Pop culture exacerbates shallow thinking. When it comes to explaining how breakthroughs happen, storytellers focus on the “eureka” moment when a fully formed insight seemingly appears in an effortless flash. A clip of someone thinking for a long time doesn’t make for exciting television. It’s not thrilling to read: “And then she thought some more.” 

But epiphanies are the product of a long, slow burn. Ideas, as the filmmaker David Lynch puts it, are like fish: “If you want to catch little fish, you can stay in the shallow water. But if you want to catch the big fish, you’ve got to go deeper.”

Diving deeper requires sustained focus on one idea, one question, or one problem. It’s called “top of mind” for a reason: This question has to be where your mind drifts when it’s allowed to drift. If you clutter your brain-attic with junk, important ideas will get crowded out by the rest and won’t have the room they need to expand.

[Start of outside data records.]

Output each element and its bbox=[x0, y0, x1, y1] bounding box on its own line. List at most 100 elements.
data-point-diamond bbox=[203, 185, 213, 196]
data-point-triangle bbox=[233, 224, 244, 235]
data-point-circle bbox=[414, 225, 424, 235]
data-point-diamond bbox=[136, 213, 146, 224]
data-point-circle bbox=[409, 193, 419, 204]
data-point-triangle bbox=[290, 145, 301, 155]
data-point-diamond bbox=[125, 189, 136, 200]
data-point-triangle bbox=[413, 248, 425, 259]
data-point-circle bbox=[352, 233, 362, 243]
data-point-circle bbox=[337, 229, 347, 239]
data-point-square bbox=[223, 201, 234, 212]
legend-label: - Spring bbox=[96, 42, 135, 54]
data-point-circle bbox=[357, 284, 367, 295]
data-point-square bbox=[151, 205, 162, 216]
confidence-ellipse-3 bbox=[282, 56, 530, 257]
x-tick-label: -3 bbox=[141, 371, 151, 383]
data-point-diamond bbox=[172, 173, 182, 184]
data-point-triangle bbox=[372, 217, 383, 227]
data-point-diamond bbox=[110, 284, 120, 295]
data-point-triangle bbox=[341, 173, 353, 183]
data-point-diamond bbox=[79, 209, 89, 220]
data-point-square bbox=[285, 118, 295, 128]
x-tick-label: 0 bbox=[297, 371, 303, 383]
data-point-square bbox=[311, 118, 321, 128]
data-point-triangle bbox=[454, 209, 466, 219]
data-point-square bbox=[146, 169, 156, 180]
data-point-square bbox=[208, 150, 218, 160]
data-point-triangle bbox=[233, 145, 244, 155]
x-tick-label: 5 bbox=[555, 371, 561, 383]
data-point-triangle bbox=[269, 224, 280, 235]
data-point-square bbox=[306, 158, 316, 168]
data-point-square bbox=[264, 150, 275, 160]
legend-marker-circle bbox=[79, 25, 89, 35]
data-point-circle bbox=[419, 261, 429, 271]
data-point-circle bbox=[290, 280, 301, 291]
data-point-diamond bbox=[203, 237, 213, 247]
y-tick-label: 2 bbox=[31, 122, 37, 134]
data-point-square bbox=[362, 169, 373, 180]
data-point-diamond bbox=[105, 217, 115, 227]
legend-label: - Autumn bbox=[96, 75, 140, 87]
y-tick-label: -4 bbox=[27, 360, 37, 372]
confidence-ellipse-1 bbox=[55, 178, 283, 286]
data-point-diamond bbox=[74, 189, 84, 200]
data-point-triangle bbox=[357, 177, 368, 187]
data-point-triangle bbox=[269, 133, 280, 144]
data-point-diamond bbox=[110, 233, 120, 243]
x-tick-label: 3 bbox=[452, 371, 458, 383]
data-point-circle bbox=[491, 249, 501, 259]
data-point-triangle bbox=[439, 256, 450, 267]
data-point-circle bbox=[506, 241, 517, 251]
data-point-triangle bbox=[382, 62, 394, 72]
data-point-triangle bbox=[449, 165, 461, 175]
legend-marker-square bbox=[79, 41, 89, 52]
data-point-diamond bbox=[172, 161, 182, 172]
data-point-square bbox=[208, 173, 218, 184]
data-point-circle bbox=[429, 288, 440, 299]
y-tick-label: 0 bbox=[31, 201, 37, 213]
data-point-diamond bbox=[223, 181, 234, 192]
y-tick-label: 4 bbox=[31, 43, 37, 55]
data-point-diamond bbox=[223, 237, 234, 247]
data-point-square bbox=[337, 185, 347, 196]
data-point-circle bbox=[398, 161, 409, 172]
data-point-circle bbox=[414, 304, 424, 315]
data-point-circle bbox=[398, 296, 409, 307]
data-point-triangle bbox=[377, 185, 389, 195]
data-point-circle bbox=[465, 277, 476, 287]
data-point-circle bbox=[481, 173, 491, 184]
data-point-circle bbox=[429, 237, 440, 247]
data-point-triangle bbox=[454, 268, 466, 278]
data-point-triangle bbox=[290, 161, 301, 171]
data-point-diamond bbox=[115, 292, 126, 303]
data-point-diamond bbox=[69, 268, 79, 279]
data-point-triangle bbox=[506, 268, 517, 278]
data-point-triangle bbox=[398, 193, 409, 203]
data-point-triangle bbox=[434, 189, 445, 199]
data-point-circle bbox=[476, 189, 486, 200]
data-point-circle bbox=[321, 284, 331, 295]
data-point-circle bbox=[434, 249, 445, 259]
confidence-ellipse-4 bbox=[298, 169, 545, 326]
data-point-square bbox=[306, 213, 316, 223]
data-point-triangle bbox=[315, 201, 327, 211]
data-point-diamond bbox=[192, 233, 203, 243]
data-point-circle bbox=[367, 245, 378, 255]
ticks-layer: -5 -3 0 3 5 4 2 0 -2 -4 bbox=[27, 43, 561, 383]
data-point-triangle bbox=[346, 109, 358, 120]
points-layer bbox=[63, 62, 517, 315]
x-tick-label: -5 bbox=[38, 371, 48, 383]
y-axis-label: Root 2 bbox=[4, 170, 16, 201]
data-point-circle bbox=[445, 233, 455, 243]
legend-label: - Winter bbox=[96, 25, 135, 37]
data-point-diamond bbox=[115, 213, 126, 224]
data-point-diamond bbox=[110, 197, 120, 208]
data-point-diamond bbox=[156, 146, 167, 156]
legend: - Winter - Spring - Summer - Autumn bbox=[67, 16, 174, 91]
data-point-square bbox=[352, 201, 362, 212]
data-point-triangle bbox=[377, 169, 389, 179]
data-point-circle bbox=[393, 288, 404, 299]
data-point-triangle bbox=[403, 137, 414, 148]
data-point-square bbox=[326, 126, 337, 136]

After you’ve gone deeper on a question by thinking about it yourself, turn to reading what others have written about it. But don’t pause your own thinking. When we read, we often don’t engage with what we read. We see through the author’s eyes, instead of our own. We passively absorb their opinions without thinking for ourselves. As a result, reading becomes a way of shirking responsibility.

Underlining or highlighting passages in what you read isn’t enough. It’s also not enough to ask, What does the author think? You need to also ask, What do I think? Where do I agree with what I’m reading? Where do I disagree? Just because Gordon Wood wrote it doesn’t make it right — and his perspective certainly isn’t the only one. In addition to reading between the lines, also write between them — scribble in the margins and hold imaginary dialogues with the author. 

The goal of reading isn’t just to understand. It’s to treat what you read as a tool — a key to unlocking what’s inside of you. Some of the best ideas that come up when I’m reading a book aren’t from the book. An idea I read will often dislodge a related thought in me that was previously concealed. The text will act as a mirror, helping me see myself and my thoughts more clearly.

Your own depths aren’t a place to escape reality. They’re a place to discover it. 

Breakthroughs lie — not in absorbing all the wisdom outside of you — but in uncovering the wisdom within you.